Acute pyelonephritis in pregnancy: an 18-year retrospective analysis.

Author information

1
Department of Obstetrics and Gynecology, University of California, Irvine, School of Medicine, Orange, CA.
2
Department of Obstetrics and Gynecology, Kaiser Permanente Southern California Medical Group, West Los Angeles, CA.
3
Department of Research and Evaluation, Kaiser Permanente Southern California Medical Group, Pasadena, CA; Department of Obstetrics and Gynecology, University of Medicine and Dentistry of New Jersey, New Brunswick, NJ.

Abstract

OBJECTIVE:

We sought to describe the incidence of acute pyelonephritis in pregnancy, and to assess its association with perinatal outcomes in an integrated health care system.

STUDY DESIGN:

A retrospective cohort study was performed using medical records on 546,092 singleton pregnancies delivered in all Kaiser Permanente Southern California hospitals from 1993 through 2010. These medical records include the perinatal service system along with inpatient and outpatient encounter files. Adjusted odd ratios (ORs) and 95% confidence intervals (CIs) were used to estimate associations.

RESULTS:

The incidence of acute antepartum pyelonephritis was 0.5% (2894/543,430). Women with pyelonephritis in pregnancy were more likely to be black or Hispanic, young, less educated, nulliparous, initiate prenatal care late, and smoke during pregnancy.
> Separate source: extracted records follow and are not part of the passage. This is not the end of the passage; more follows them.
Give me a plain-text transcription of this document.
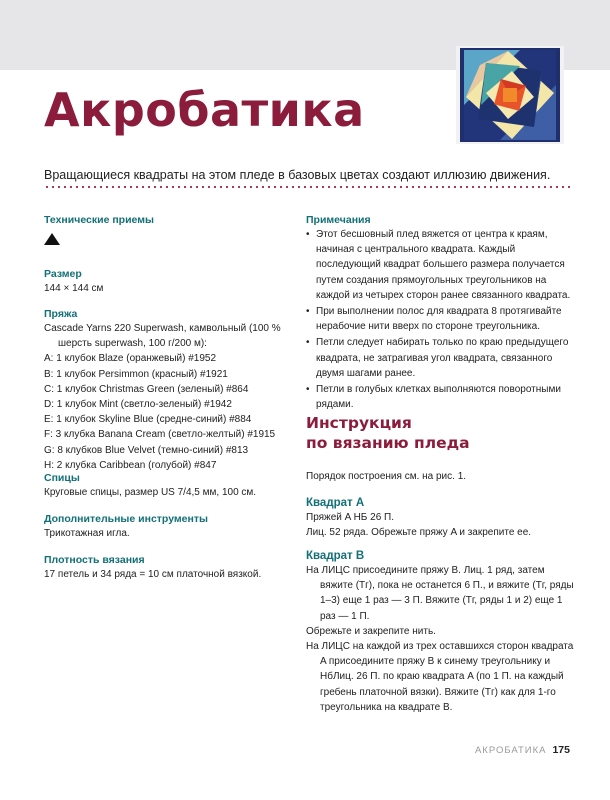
Акробатика

Вращающиеся квадраты на этом пледе в базовых цветах создают иллюзию движения.

Технические приемы

Размер

144 × 144 см

Пряжа

Cascade Yarns 220 Superwash, камвольный (100 % шерсть superwash, 100 г/200 м):

A: 1 клубок Blaze (оранжевый) #1952

B: 1 клубок Persimmon (красный) #1921

C: 1 клубок Christmas Green (зеленый) #864

D: 1 клубок Mint (светло-зеленый) #1942

E: 1 клубок Skyline Blue (средне-синий) #884

F: 3 клубка Banana Cream (светло-желтый) #1915

G: 8 клубков Blue Velvet (темно-синий) #813

H: 2 клубка Caribbean (голубой) #847

Спицы

Круговые спицы, размер US 7/4,5 мм, 100 см.

Дополнительные инструменты

Трикотажная игла.

Плотность вязания

17 петель и 34 ряда = 10 см платочной вязкой.

Примечания

• Этот бесшовный плед вяжется от центра к краям, начиная с центрального квадрата. Каждый последующий квадрат большего размера получается путем создания прямоугольных треугольников на каждой из четырех сторон ранее связанного квадрата.
• При выполнении полос для квадрата 8 протягивайте нерабочие нити вверх по стороне треугольника.
• Петли следует набирать только по краю предыдущего квадрата, не затрагивая угол квадрата, связанного двумя шагами ранее.
• Петли в голубых клетках выполняются поворотными рядами.
Инструкция
по вязанию пледа

Порядок построения см. на рис. 1.

Квадрат A

Пряжей A НБ 26 П.

Лиц. 52 ряда. Обрежьте пряжу A и закрепите ее.

Квадрат B

На ЛИЦС присоедините пряжу B. Лиц. 1 ряд, затем вяжите (Тг), пока не останется 6 П., и вяжите (Тг, ряды 1–3) еще 1 раз — 3 П. Вяжите (Тг, ряды 1 и 2) еще 1 раз — 1 П.

Обрежьте и закрепите нить.

На ЛИЦС на каждой из трех оставшихся сторон квадрата A присоедините пряжу B к синему треугольнику и НбЛиц. 26 П. по краю квадрата A (по 1 П. на каждый гребень платочной вязки). Вяжите (Тг) как для 1-го треугольника на квадрате B.

АКРОБАТИКА 175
Pregnancies of women with pyelonephritis compared to those without were more likely to be complicated by anemia (26.3% vs 11.4%; OR, 2.6; 95% CI, 2.4-2.9), septicemia (1.9% vs 0.03%; OR, 56.5; 95% CI, 41.3-77.4), acute pulmonary insufficiency (0.5% vs 0.04%; OR, 12.5; 95% CI, 7.2-21.6), acute renal dysfunction (0.4% vs 0.03%; OR, 16.5; 95% CI, 8.8-30.7), and spontaneous preterm birth (10.3% vs 7.9%; OR, 1.3; 95% CI, 1.2-1.5). Most of the preterm births occurred between 33-36 weeks (9.1%).

CONCLUSION:

We characterize the incidence of pyelonephritis in an integrated health care system where routine prenatal screening for asymptomatic bacteriuria is employed. Maternal complications are commonly encountered and the risk of preterm birth is higher than the baseline obstetric population.

KEYWORDS:

perinatal outcomes; pregnancy; preterm labor; pyelonephritis

PMID:
24100227
DOI:
10.1016/j.ajog.2013.10.006
[Indexed for MEDLINE]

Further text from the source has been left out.